Глаза, запрятанные, немного больные — я не знал, что его уже съедала болезнь сердца, — из-подо лба, прочерченного ранними резкими продольными морщинами, светятся умом, природным, острым, схватывающим, отбирающим, оценивающим, лукавым. Уж кто-кто, а он никогда не смотрел на тебя вежливо-равнодушным взглядом, от которого душа стынет, а мысли вянут.
Ревнители буквы устава, не сообразующиеся с живой жизнью, старались не попадаться ему на глаза: они вызывали в нем тихую, но бешеную ярость. Тут-то, пожалуй, она была и уместна!
И что нас, писателей на флоте, манило к нему особенно: коснись дело литературы, ничто не было ему столь чуждо, как формальная, уставная, «казарменная эстетика», стремление уложить образную, живую ткань в уставное прокрустово ложе: не лезет — рви, руби! Нет, он уважал литературу, он любил ее и понимал ее широко, видел ее дальний прицел, а не только близлежащие мишени.

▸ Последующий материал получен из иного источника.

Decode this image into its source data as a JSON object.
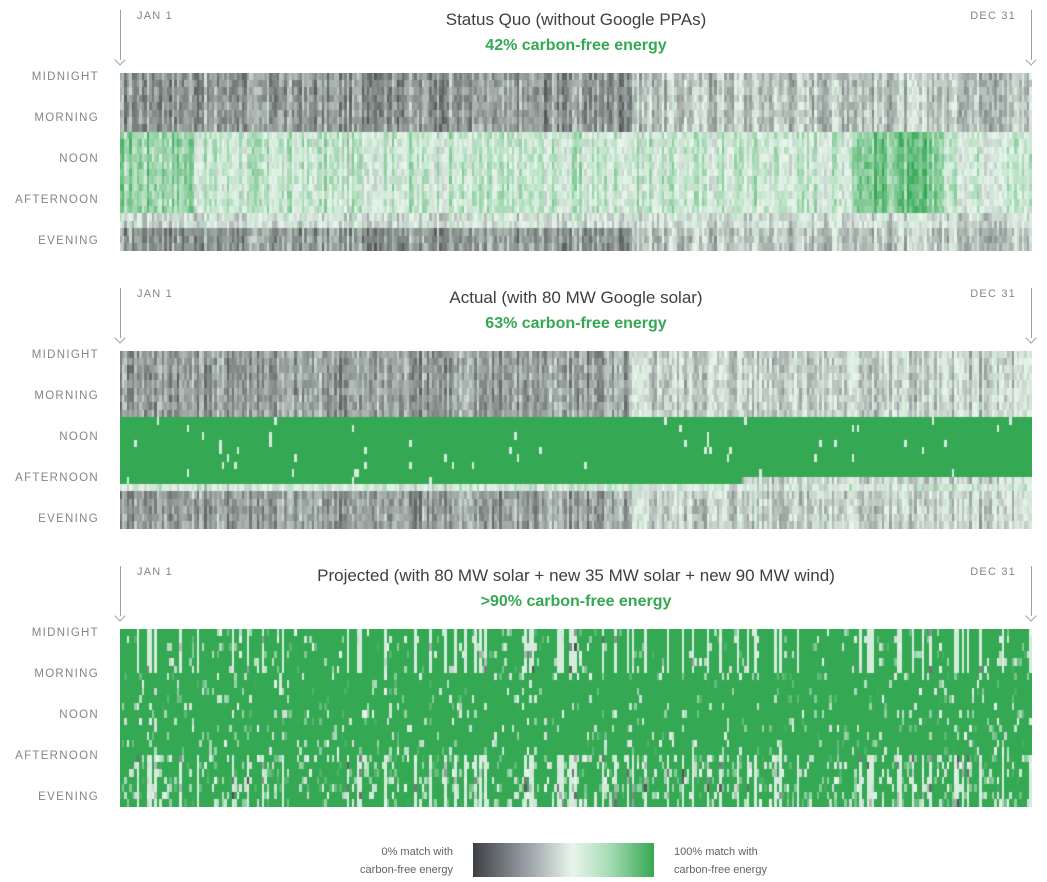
{
  "chart_data": [
    {
      "type": "heatmap",
      "title": "Status Quo (without Google PPAs)",
      "subtitle": "42% carbon-free energy",
      "x_start": "JAN 1",
      "x_end": "DEC 31",
      "y_categories": [
        "MIDNIGHT",
        "MORNING",
        "NOON",
        "AFTERNOON",
        "EVENING"
      ],
      "cfe_percent": 42,
      "color_scale": {
        "low": "#3c4043",
        "mid": "#e8f5ec",
        "high": "#34a853"
      }
    },
    {
      "type": "heatmap",
      "title": "Actual (with 80 MW Google solar)",
      "subtitle": "63% carbon-free energy",
      "x_start": "JAN 1",
      "x_end": "DEC 31",
      "y_categories": [
        "MIDNIGHT",
        "MORNING",
        "NOON",
        "AFTERNOON",
        "EVENING"
      ],
      "cfe_percent": 63,
      "color_scale": {
        "low": "#3c4043",
        "mid": "#e8f5ec",
        "high": "#34a853"
      }
    },
    {
      "type": "heatmap",
      "title": "Projected (with 80 MW solar + new 35 MW solar + new 90 MW wind)",
      "subtitle": ">90% carbon-free energy",
      "x_start": "JAN 1",
      "x_end": "DEC 31",
      "y_categories": [
        "MIDNIGHT",
        "MORNING",
        "NOON",
        "AFTERNOON",
        "EVENING"
      ],
      "cfe_percent": 90,
      "color_scale": {
        "low": "#3c4043",
        "mid": "#e8f5ec",
        "high": "#34a853"
      }
    }
  ],
  "legend": {
    "left_line1": "0% match with",
    "left_line2": "carbon-free energy",
    "right_line1": "100% match with",
    "right_line2": "carbon-free energy"
  },
  "colors": {
    "accent": "#34a853",
    "text": "#3c4043",
    "muted": "#80868b"
  }
}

Помогал литераторам найти себя в войне: и Зонину помог отправиться в необходимый для будущего романа поход на подводной лодке; и Николаю Чуковскому, собиравшему материал для будущего «Балтийского неба» и стремившемуся из кабинетов политуправления на аэродромы; и Владимиру Рудному, написавшему хорошую книгу о гангутцах; и мне, когда надо было вырвать месяц на окончание сценария будущего фильма «Морской батальон». Помог и Лавреневу поскорей проститься с тыловым небытием. И как же неравнодушно, как радостно приветствовал его первые флотские военные рассказы!
Кровь текла в нем не рыбья: любил в людях яркое, талантливое и сам по-своему был талантлив. Звание комиссара присвоено было ему, бывшему наборщику типографии, по призванию, как личности, а не только по номенклатуре.
Умер он рано от давно точившей горячее, страстное сердце неизлечимой болезни, и люди, даже те, кто и ощутил на себе его своенравие, искренне печалились его смертью — я видел их шедшими за его гробом, привезенным в Москву из Прибалтики, где он скончался.
«Иван Грозный» однажды вызвал Мусьякова и, поглядывая на его большое добродушное крестьянское лицо, сказал, маскируя свою симпатию к нему обычной сердитой строгостью, от которой у иных перехватывало дыхание: «Писателей береги, на фронты и действующие флоты, конечно, посылай, но строжайше накажи, чтобы не лезли в драку там, где нет нужды. Воюем еще год, а уж сколько их потеряли. Этим народом надо по-хозяйски распоряжаться, понял?»
Это — из воспоминаний самого Павла Ильича Мусьякова.
Лавренев наверстывал потерянное почти лихорадочно: в сорок втором опубликовал несколько рассказов, очерков, памфлетов, появилась пьеса «Песня о черноморцах». Все это печаталось в газете «Красный флот», в журнале «Краснофлотец», все это шло на действующие флоты и, перепечатываясь во флотских газетах, в многотиражках, действовало, потому что лавреневское имя флоты знали, потому что была нужда в литературной прямой наводке, потому что писатель владел фабулой, сюжетом, как снайпер.
Работал Лавренев профессионально. Те, кто ценит эту писательскую черту, памятуя чеховские слова о пепельнице на столе, которая может стать и поводом и сюжетом рассказа, не могли не восхищаться его умением, постижением им тайны ремесла, его военной точностью: если редактор просил его дать рассказ в субботний номер в пятницу к шестнадцати часам, то рассказ появлялся на редакторском столе в пятницу в шестнадцать ноль-ноль, ни раньше часом, но и не позже. Рассказ мог быть хуже или лучше, но всегда с острой занимательностью, всегда с элементами гиперболы в деталях и никогда не пресный. И язык не дистиллированный в отстойниках прилежного благонравия, без школьной гладкости и без ханжеской боязни приправы — в нем была морская, едкая соль.
И скорей опасался, упаси боже, недобрать, чем перебрать!
Уехал с командировочным предписанием генерала Мусьякова за Полярный круг, на Северный флот. Пробыл там долго. Вернулся, скинув с плеч пяток лет, не меньше, и выстреливал с ходу фронтовыми историями, ошарашивающими своей фантастической необычайностью.
К необычайности влекло его с юношеских лет, с первых литературных проб, влекло неудержимо. И если ничто из области необычайного не просматривалось в поле повседневного зрения, монтировал из «запасных» литературных частей.
Это тоже была примечательная особенность, без которой трудно разобраться в художественной сути лавреневского творчества.
Лавренев умел рассказывать так, что всякий раз его новеллы обогащались новыми, неожиданными подробностями.